The fastest man in Olympics history is Usain Bolt, who ran a 9.69-second 100-meter in 2008. The fastest woman was Florence Griffith-Joyner, who came within one second of that in 1988. Similarly, Michael Phelps broke an Olympic record when he won gold in Beijing in the 200-meter freestyle with a time of 1:42:96, but Italian Federica Pellegrini also broke the Olympic record in the same event for women. Her time was 1:54:82. The difference between the men’s and women’s sprinting record is just under 10 percent; between the swimming records, 11.5 percent.

This is a favorable comparison to women, especially in light of other sports such as basketball, where distaff players struggle to dunk a ball with the same frequency - not to mention soaring choreography and finishing power - as men, or in tennis, where a particularly strong service speed for a man well exceeds 150 mph but no woman has ever broken 130.
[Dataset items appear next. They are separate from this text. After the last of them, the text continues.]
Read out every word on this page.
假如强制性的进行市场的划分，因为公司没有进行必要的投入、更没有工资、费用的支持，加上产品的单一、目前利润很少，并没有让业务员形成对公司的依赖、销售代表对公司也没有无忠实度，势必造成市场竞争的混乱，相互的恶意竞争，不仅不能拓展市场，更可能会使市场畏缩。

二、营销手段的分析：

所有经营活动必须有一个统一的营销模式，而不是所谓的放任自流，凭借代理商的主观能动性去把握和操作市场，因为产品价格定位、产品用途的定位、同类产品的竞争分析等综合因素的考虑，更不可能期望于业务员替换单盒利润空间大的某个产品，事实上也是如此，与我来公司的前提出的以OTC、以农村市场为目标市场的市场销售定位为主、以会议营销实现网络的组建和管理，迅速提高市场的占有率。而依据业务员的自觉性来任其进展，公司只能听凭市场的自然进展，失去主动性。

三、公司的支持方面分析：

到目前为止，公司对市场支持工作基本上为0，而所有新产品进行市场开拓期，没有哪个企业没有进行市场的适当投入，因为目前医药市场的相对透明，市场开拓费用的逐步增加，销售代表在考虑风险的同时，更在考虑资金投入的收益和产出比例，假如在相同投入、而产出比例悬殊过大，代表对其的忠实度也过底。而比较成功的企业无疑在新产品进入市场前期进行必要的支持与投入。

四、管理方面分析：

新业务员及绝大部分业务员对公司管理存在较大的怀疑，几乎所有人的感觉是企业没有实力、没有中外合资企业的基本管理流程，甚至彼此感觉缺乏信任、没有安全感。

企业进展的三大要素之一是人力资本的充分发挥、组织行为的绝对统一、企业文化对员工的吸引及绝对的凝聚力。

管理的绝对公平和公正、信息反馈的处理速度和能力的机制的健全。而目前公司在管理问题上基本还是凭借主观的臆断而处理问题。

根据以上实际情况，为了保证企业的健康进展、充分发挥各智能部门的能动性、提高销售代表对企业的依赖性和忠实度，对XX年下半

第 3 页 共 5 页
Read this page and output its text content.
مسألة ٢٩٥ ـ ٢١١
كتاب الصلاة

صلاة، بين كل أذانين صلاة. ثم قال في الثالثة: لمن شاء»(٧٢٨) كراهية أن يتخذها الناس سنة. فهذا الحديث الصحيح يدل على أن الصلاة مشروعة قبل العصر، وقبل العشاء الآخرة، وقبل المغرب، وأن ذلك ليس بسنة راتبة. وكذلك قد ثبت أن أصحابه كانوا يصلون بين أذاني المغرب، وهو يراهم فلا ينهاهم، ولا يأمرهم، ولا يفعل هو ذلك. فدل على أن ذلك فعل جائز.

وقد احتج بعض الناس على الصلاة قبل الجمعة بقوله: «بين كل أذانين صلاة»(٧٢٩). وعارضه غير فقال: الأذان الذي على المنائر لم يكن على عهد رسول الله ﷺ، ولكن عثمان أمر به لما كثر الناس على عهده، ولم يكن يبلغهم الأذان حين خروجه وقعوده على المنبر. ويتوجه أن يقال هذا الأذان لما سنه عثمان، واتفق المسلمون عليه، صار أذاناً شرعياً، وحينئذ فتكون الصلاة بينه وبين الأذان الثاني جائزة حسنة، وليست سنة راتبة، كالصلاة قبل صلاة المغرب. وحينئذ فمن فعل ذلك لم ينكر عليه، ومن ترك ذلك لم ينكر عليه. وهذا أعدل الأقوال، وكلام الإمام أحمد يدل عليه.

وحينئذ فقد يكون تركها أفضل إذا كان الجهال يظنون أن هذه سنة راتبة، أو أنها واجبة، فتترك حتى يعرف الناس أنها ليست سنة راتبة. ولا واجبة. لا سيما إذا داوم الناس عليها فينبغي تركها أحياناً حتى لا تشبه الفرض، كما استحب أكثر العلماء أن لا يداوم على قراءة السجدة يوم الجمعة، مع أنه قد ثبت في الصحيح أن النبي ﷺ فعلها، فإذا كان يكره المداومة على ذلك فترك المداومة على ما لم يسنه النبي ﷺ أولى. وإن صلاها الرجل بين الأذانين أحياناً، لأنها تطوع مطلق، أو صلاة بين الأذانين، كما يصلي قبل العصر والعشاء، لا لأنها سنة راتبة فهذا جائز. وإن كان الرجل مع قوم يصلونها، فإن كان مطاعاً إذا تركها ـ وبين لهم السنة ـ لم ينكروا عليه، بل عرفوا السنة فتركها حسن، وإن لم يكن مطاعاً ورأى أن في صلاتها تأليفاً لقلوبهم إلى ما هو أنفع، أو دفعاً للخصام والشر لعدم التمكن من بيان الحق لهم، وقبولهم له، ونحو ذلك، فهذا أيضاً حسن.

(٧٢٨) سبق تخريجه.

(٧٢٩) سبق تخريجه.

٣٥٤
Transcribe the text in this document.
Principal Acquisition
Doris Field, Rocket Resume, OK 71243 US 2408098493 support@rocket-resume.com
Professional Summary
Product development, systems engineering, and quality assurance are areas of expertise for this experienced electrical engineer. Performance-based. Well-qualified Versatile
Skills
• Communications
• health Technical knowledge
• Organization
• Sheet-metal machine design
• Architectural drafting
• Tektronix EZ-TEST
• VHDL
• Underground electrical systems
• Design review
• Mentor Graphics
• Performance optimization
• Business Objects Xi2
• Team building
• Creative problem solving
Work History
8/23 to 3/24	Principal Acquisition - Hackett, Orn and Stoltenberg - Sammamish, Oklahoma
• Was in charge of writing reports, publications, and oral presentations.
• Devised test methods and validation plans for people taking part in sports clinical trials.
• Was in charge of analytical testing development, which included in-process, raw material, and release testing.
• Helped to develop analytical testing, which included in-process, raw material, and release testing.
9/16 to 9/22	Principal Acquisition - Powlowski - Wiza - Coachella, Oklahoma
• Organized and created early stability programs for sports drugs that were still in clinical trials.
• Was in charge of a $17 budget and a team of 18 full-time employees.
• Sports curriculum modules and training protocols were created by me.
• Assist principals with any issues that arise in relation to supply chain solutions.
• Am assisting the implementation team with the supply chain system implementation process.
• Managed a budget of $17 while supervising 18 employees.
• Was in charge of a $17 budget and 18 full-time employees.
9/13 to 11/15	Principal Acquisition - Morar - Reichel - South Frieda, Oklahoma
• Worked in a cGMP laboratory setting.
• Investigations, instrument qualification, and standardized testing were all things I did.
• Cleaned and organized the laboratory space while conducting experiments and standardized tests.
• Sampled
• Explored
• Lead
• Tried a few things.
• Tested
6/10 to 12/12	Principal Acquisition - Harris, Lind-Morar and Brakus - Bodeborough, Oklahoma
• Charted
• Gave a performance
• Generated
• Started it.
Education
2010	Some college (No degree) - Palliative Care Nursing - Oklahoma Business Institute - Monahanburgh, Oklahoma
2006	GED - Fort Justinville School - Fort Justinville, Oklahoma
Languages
So, for many of us wholly unaccustomed to throwing a javelin or leaping a bar set seven feet high, watching the world’s best women accomplish these feats is hardly less impressive than a man accomplishing the same feats.

OUR GIRLS ARE BETTER

But here’s another reason American women get level airtime in the Olympic games: much of the Olympic storyline is chauvinism. In other words, the ongoing battle of the flags, the specter of our guys and gals whipping the pants off those old Eastern Bloc countries, or communist China, or Ethiopia. OK, maybe not Ethiopia.

Where U.S. pride is concerned, our women best their women more often than our men best their men.

This is especially true in basketball, baseball/softball (no longer part of the Games, as of this year), soccer and gymnastics, some of the events with the highest television ratings. Here’s a list of the number of gold medals won by women and men, by sport, over the last four Olympics:

Basketball: Women, 4 of 4 gold medals; men, 3 of 4.

Baseball/softball: Women, 3 of 4 gold medals; men, 1 of 4.

Soccer: Women, 3 of 4 gold medals; men, none.

Gymnastics (all-around): Women, 2 of 4; men, 1 of 4.

So whether it’s Claressa Shields of Flint, Mich., the 17-year-old medal hopeful in women’s middleweight boxing; or Hope Solo, goal tender for the vaunted women’s soccer squad; or Margaux Isaksen of Fayetteville, who competes in the very last scheduled competition in this 30th Olympiad, the Modern Pentathalon - what we’re seeing and hoping for isn’t the same.

Visually, they are all stunning athletes, but we hope they’re victors among the vanquished.